Walter Evenwhiter (’75) retired this year, and has started a genealogy project to keep himself busy. He writes that he’s “deeply unsettled by what he’s uncovered” and asks, “Do you also hear the infernal beat of the midnight drums? Do you feel the skein of reality slipping away?” You know, maybe just give genealogy a rest and take up golf, Paul??

Monica Griffin (’02) wonders if anyone has heard from her husband, famed Necronomicon scholar Ben Griffin? He was last seen deep in the heaths of Dunwich, muttering about a gate and a key and existence’s unbounded sweep. For the last time, folks, these class notes are not a missing persons notice board. Life updates only, please!

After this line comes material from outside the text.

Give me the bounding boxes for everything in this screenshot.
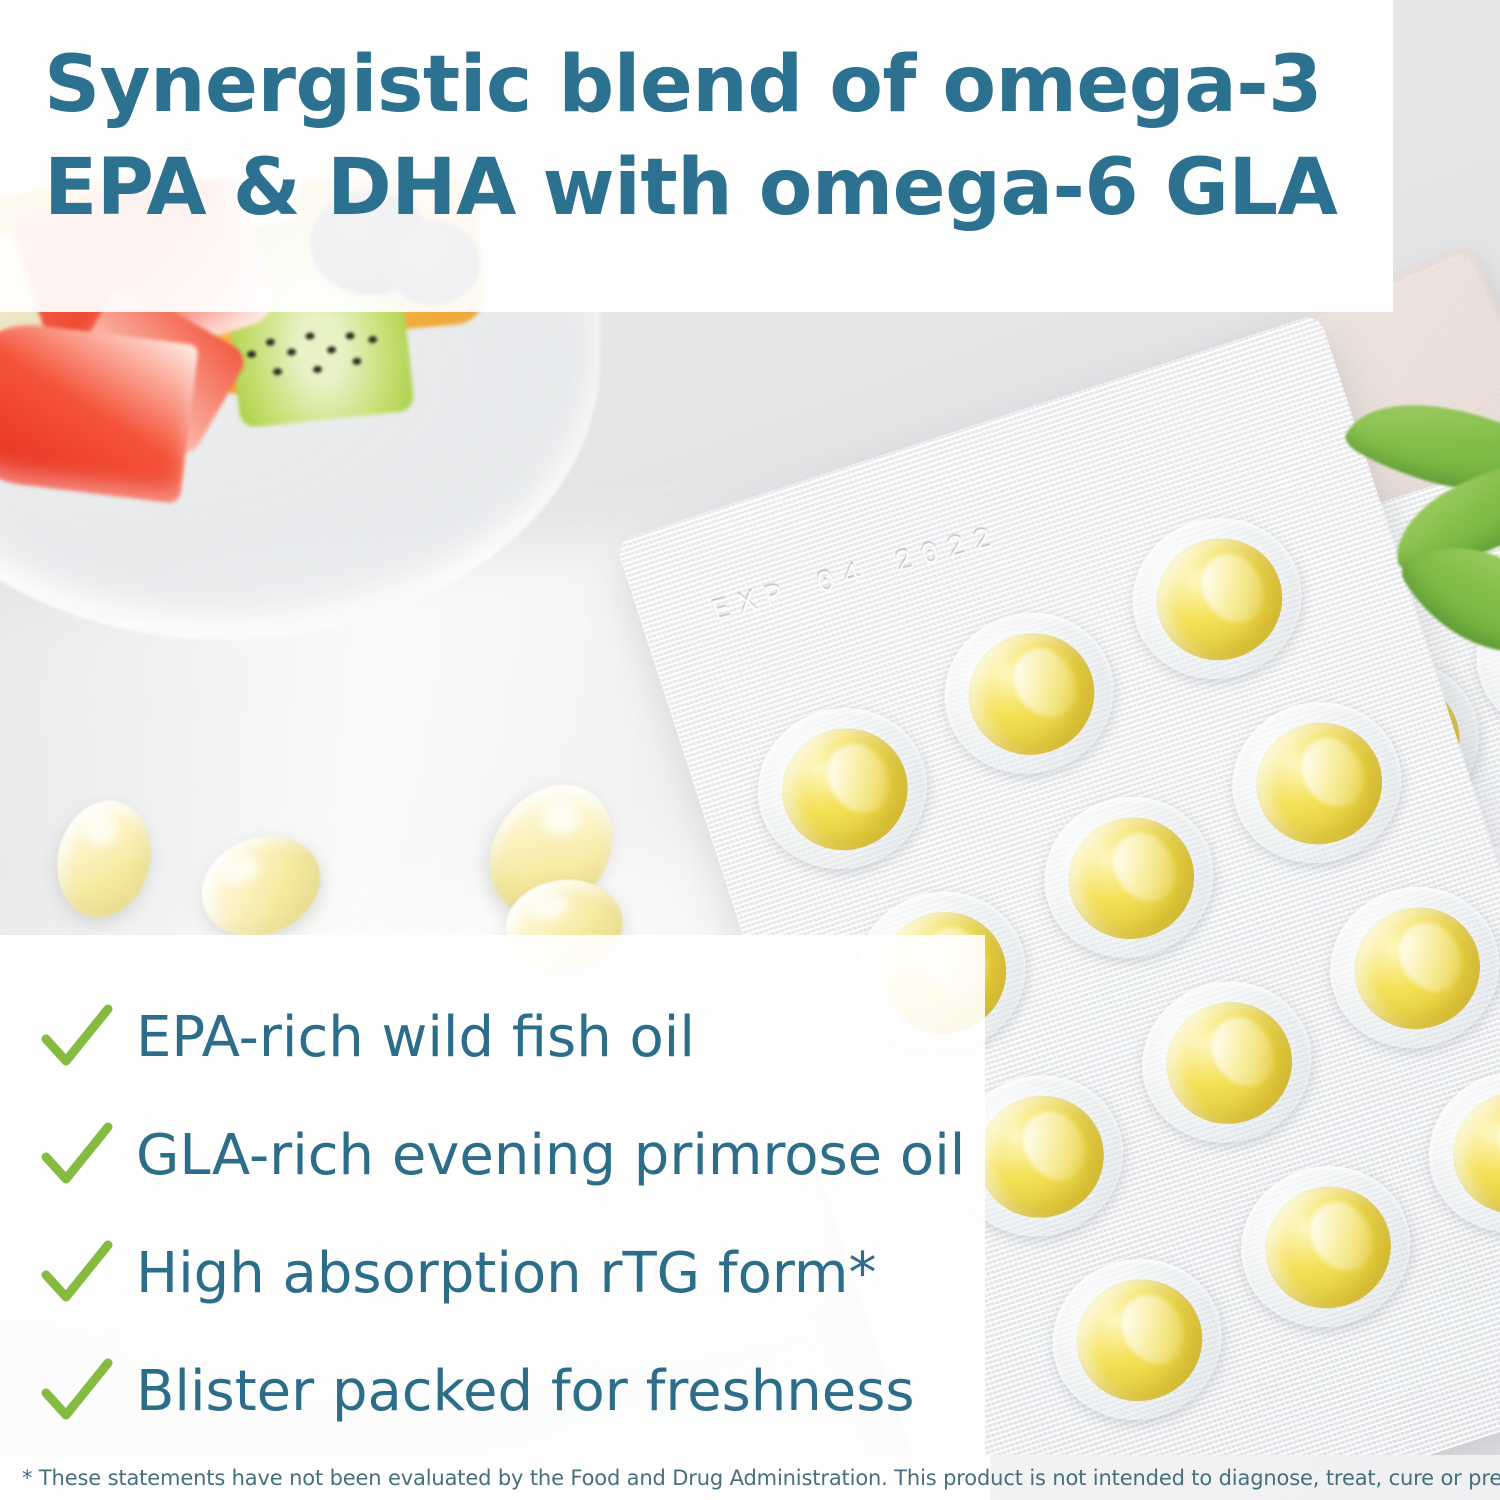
- benefits-panel: EPA-rich wild fish oil GLA-rich evening …: [0, 935, 985, 1455]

William Vickery (’64) sent in an antique crown and a scroll written in an ancient language that none of the local librarians could translate. To avoid any future confusion, might I suggest we all limit our correspondence to email?

Sarah Thurston  (’09) of Innsmouth shares that she is expecting a child. She writes in to say she has every reason to believe it will be “fully human,” which is an answer to a question I did not have.

On a more personal note, this is my last issue as editor of the alumni newsletter. I love hearing from all of you, but I’ve had one too many late nights deciphering cryptic symbols or updating my Mailchimp lists to account for sudden disappearances or reanimated corpses.

I’m also pleased to announce my own bit of good news! This October, I’ll be moving into my family’s ancestral estate in rural England. But I’ve been paying attention all these years! I plan to board up the attic and old well, burn all genealogical records, and discard every book not written in modern English. Once I call an exterminator about the pesky rats in the walls, I’ll be glad to finally find my happily ever after!